Help understanding the decisions *behind* python?

Steven D'Aprano steven at REMOVE.THIS.cybersource.com.au
Wed Jul 22 02:45:54 EDT 2009


On Tue, 21 Jul 2009 06:49:59 -0700, Inky 788 wrote:

> On Jul 20, 12:27 pm, Phillip B Oldham <phillip.old... at gmail.com> wrote:
>> [snip] We
>> understand that lists are mutable and tuples are not, but we're a
>> little lost as to why the two were kept separate from the start. They
>> both perform a very similar job as far as we can tell.
> 
> My guess is that it was probably for optimization reasons long ago. I've
> never heard a *good* reason why Python needs both.
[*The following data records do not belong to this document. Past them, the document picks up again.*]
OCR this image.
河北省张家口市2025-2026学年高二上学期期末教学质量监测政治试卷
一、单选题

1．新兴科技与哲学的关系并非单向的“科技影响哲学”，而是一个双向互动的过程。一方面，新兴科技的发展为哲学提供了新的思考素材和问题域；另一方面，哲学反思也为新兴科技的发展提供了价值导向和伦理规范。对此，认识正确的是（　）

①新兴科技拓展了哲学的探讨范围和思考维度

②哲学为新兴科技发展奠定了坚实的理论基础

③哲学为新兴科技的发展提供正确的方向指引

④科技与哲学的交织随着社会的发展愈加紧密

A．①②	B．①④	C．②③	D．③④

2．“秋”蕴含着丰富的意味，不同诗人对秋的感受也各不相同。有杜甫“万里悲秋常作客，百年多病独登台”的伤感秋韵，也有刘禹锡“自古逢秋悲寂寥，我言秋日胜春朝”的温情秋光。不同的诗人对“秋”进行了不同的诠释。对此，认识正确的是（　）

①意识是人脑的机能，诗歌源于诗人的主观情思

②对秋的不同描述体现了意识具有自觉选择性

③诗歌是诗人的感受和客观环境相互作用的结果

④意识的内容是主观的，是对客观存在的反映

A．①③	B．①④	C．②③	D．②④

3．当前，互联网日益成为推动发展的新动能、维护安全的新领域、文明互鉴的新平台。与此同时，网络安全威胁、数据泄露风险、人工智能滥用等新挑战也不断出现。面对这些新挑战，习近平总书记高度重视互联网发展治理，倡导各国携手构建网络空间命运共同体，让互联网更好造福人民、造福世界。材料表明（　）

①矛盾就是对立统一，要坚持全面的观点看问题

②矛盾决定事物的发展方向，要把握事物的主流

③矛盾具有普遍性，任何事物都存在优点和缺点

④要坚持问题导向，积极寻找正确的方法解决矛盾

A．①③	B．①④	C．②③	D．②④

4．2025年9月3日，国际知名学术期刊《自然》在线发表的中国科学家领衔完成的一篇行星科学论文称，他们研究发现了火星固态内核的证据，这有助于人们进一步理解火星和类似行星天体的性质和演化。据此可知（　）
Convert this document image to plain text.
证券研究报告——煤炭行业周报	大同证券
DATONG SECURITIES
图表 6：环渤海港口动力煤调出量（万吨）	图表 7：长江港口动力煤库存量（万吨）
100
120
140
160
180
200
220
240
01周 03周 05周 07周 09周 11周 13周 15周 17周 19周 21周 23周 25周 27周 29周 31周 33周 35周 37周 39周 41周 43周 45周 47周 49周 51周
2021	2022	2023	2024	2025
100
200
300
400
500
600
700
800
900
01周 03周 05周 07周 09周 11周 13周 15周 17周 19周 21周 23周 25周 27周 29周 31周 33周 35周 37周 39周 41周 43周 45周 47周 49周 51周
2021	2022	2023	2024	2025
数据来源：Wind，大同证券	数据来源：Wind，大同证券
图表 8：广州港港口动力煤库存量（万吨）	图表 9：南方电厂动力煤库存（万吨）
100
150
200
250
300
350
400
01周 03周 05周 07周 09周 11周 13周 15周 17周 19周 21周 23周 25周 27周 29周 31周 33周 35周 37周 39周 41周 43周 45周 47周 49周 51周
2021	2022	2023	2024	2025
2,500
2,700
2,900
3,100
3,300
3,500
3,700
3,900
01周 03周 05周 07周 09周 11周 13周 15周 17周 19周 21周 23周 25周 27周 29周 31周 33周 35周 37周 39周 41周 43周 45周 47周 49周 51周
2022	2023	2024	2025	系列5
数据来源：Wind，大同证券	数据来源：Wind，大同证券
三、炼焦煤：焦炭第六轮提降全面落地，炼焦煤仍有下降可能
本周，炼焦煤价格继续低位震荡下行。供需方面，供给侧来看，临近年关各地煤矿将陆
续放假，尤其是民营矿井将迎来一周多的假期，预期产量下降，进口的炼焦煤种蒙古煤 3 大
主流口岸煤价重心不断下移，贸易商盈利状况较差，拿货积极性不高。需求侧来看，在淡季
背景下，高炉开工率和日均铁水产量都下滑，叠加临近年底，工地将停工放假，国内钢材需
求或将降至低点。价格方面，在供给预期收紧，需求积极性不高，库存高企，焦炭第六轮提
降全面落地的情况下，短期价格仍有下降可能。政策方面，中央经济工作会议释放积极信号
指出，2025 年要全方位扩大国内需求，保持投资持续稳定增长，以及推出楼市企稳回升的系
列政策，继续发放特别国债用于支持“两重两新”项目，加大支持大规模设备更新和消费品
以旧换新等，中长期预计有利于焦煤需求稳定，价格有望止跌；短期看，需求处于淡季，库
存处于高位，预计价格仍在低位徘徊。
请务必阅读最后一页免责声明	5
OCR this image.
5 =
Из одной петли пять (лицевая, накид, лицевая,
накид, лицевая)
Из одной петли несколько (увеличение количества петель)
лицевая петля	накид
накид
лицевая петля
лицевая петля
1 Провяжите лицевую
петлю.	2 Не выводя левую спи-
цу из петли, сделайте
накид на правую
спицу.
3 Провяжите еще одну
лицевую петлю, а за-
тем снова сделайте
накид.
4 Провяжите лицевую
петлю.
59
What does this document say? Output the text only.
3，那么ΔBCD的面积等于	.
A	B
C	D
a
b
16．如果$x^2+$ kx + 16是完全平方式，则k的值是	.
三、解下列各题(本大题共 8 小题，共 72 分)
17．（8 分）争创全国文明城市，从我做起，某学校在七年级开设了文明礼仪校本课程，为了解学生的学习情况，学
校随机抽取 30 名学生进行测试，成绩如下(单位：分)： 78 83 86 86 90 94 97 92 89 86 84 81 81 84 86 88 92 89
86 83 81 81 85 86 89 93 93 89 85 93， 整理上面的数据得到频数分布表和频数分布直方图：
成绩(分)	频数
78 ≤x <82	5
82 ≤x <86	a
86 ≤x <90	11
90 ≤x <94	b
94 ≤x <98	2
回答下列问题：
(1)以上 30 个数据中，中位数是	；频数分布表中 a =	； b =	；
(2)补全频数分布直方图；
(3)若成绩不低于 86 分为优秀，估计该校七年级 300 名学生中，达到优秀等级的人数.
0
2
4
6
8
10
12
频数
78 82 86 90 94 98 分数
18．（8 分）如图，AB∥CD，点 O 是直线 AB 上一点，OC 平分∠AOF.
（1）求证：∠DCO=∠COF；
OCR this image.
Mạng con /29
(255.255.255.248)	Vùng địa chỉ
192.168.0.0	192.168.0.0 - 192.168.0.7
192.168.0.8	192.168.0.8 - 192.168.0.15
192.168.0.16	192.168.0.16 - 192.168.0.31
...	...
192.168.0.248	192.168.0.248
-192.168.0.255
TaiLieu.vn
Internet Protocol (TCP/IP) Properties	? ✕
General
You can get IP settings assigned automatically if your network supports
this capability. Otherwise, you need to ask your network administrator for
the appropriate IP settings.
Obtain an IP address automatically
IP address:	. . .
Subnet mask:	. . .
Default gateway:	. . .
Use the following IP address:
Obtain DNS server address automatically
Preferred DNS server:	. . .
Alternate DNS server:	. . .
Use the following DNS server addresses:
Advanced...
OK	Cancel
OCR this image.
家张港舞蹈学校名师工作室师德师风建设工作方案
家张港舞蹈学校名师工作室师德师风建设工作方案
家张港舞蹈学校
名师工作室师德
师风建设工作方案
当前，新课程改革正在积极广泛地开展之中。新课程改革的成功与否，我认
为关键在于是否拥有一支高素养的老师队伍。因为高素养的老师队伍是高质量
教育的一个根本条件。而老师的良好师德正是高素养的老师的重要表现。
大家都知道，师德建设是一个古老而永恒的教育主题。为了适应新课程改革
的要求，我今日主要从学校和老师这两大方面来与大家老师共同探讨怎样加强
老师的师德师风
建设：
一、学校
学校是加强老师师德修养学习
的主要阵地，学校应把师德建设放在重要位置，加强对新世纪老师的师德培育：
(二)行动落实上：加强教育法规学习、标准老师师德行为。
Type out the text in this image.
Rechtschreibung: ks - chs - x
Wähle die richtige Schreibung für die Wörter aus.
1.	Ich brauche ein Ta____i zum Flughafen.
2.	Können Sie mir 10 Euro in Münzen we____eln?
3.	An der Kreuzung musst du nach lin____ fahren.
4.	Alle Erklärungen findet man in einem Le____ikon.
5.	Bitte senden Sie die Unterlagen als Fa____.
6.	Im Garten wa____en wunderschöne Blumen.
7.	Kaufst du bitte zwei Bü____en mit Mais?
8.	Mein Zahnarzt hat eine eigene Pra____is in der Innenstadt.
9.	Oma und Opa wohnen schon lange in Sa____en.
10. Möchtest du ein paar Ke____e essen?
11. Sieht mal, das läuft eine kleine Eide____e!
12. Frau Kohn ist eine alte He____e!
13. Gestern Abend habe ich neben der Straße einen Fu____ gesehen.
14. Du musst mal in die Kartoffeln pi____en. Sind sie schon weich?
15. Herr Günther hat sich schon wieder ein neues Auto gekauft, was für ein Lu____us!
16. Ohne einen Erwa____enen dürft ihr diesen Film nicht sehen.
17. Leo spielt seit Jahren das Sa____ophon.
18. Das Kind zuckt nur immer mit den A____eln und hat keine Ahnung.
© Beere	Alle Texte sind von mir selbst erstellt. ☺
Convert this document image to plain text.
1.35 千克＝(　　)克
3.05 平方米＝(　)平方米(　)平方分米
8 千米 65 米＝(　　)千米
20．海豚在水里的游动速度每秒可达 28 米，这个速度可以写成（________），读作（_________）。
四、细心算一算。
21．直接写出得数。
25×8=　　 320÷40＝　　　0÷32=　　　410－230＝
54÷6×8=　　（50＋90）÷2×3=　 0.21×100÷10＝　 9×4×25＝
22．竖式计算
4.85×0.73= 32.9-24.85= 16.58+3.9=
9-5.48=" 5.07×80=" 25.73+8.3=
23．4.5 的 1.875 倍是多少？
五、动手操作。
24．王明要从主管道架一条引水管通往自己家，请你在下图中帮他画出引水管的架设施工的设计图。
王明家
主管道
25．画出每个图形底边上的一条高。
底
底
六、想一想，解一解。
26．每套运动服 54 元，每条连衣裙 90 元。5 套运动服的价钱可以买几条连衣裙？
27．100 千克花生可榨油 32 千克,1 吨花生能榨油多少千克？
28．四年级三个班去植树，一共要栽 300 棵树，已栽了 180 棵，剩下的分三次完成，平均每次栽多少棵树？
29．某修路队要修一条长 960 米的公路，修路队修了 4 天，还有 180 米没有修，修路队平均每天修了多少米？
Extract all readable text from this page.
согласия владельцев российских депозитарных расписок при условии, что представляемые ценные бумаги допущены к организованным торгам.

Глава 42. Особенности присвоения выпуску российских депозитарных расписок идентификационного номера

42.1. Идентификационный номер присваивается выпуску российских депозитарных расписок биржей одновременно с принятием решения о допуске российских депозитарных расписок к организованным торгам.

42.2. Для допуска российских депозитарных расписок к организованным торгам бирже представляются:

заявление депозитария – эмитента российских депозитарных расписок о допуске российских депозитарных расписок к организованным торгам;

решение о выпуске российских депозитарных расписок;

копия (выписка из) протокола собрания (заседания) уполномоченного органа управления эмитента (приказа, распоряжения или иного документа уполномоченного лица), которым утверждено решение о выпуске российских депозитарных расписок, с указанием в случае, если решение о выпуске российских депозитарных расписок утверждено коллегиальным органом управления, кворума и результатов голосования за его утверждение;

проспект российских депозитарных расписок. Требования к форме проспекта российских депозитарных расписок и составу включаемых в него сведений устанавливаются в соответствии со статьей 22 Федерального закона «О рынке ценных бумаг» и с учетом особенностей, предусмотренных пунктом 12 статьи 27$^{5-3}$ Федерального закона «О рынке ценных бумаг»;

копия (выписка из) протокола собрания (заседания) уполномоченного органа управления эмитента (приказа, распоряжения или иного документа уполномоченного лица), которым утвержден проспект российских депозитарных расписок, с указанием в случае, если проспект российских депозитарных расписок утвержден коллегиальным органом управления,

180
Suppose you could do this:

key = [1, 2]
adict = {key: 'x', [1, 1]: 'y'}

This would work as expected:

adict[ [1, 2] ]
=> returns 'x'

adict[ [1, 1] ]
=> returns 'y'

But what happens if you mutate the key?

key[1] = 0
adict[ [1, 2] ]
=> raises KeyError

Okay, that's bad. What's even worse is this:

key[1] = 1
adict[ [1, 1] ]
=> should it return 'x' or 'y'?


The solution is to disallow mutable objects like lists from being used as 
keys in dicts, and to allow immutable list-like tuples instead.